Relationship between cellular response and behavioral variability in bacterial chemotaxis

TL;DR

This study links the architecture of bacterial chemotaxis signaling to observed behavioral variability, showing how stochastic fluctuations and system design influence cellular responses and navigation efficiency.

Contribution

It reveals how the non-linear receptor-kinase system amplifies stochastic fluctuations, affecting behavioral variability and chemotactic response in E. coli.

Findings

Behavioral variability arises from the sigmoidal activation curve.

Fluctuations are amplified by the receptor-kinase architecture.

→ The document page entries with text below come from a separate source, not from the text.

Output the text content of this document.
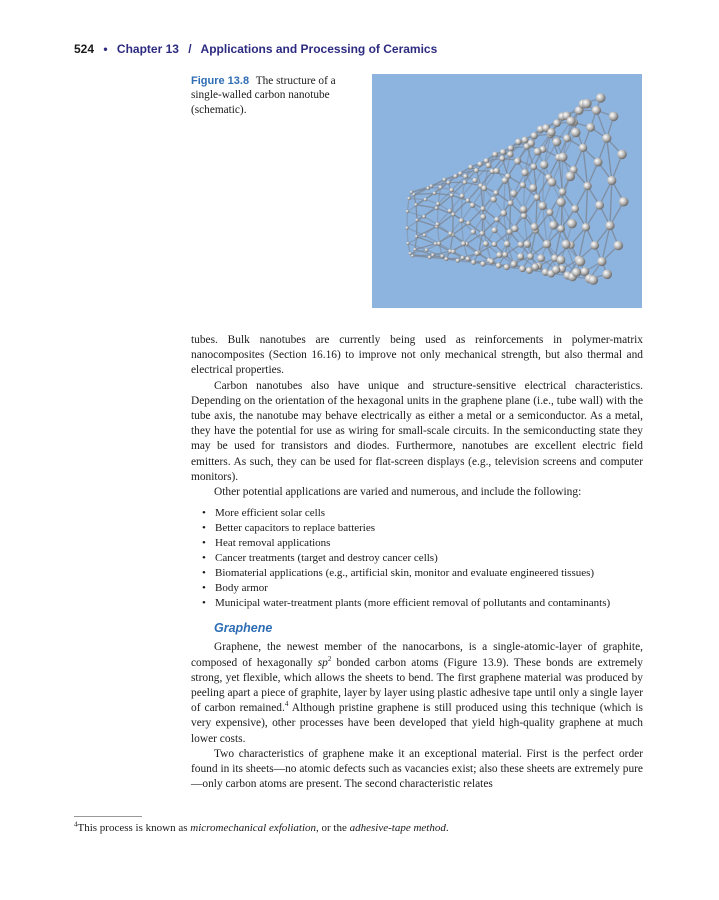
524 • Chapter 13 / Applications and Processing of Ceramics
Figure 13.8 The structure of a single-walled carbon nanotube (schematic).

tubes. Bulk nanotubes are currently being used as reinforcements in polymer-matrix nanocomposites (Section 16.16) to improve not only mechanical strength, but also thermal and electrical properties.

Carbon nanotubes also have unique and structure-sensitive electrical characteristics. Depending on the orientation of the hexagonal units in the graphene plane (i.e., tube wall) with the tube axis, the nanotube may behave electrically as either a metal or a semiconductor. As a metal, they have the potential for use as wiring for small-scale circuits. In the semiconducting state they may be used for transistors and diodes. Furthermore, nanotubes are excellent electric field emitters. As such, they can be used for flat-screen displays (e.g., television screens and computer monitors).

Other potential applications are varied and numerous, and include the following:

• More efficient solar cells
• Better capacitors to replace batteries
• Heat removal applications
• Cancer treatments (target and destroy cancer cells)
• Biomaterial applications (e.g., artificial skin, monitor and evaluate engineered tissues)
• Body armor
• Municipal water-treatment plants (more efficient removal of pollutants and contaminants)
Graphene

Graphene, the newest member of the nanocarbons, is a single-atomic-layer of graphite, composed of hexagonally $sp^2$ bonded carbon atoms (Figure 13.9). These bonds are extremely strong, yet flexible, which allows the sheets to bend. The first graphene material was produced by peeling apart a piece of graphite, layer by layer using plastic adhesive tape until only a single layer of carbon remained.$^4$ Although pristine graphene is still produced using this technique (which is very expensive), other processes have been developed that yield high-quality graphene at much lower costs.

Two characteristics of graphene make it an exceptional material. First is the perfect order found in its sheets—no atomic defects such as vacancies exist; also these sheets are extremely pure—only carbon atoms are present. The second characteristic relates

$^4$This process is known as micromechanical exfoliation, or the adhesive-tape method.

System tuning balances random spread and gradient response.

Abstract

Bacterial chemotaxis in Escherichia coli is a canonical system for the study of signal transduction. A remarkable feature of this system is the coexistence of precise adaptation in population with large fluctuating cellular behavior in single cells (Korobkova et al. 2004, Nature, 428, 574). Using a stochastic model, we found that the large behavioral variability experimentally observed in non-stimulated cells is a direct consequence of the architecture of this adaptive system. Reversible covalent modification cycles, in which methylation and demethylation reactions antagonistically regulate the activity of receptor-kinase complexes, operate outside the region of first-order kinetics. As a result, the receptor-kinase that governs cellular behavior exhibits a sigmoidal activation curve. This curve simultaneously amplifies the inherent stochastic fluctuations in the system and lengthens the relaxation time in response to stimulus. Because stochastic fluctuations cause large behavioral variability and the relaxation time governs the average duration of runs in response to small stimuli, cells with the greatest fluctuating behavior also display the largest chemotactic response. Finally, Large-scale simulations of digital bacteria suggest that the chemotaxis network is tuned to simultaneously optimize the random spread of cells in absence of nutrients and the cellular response to gradients of attractant.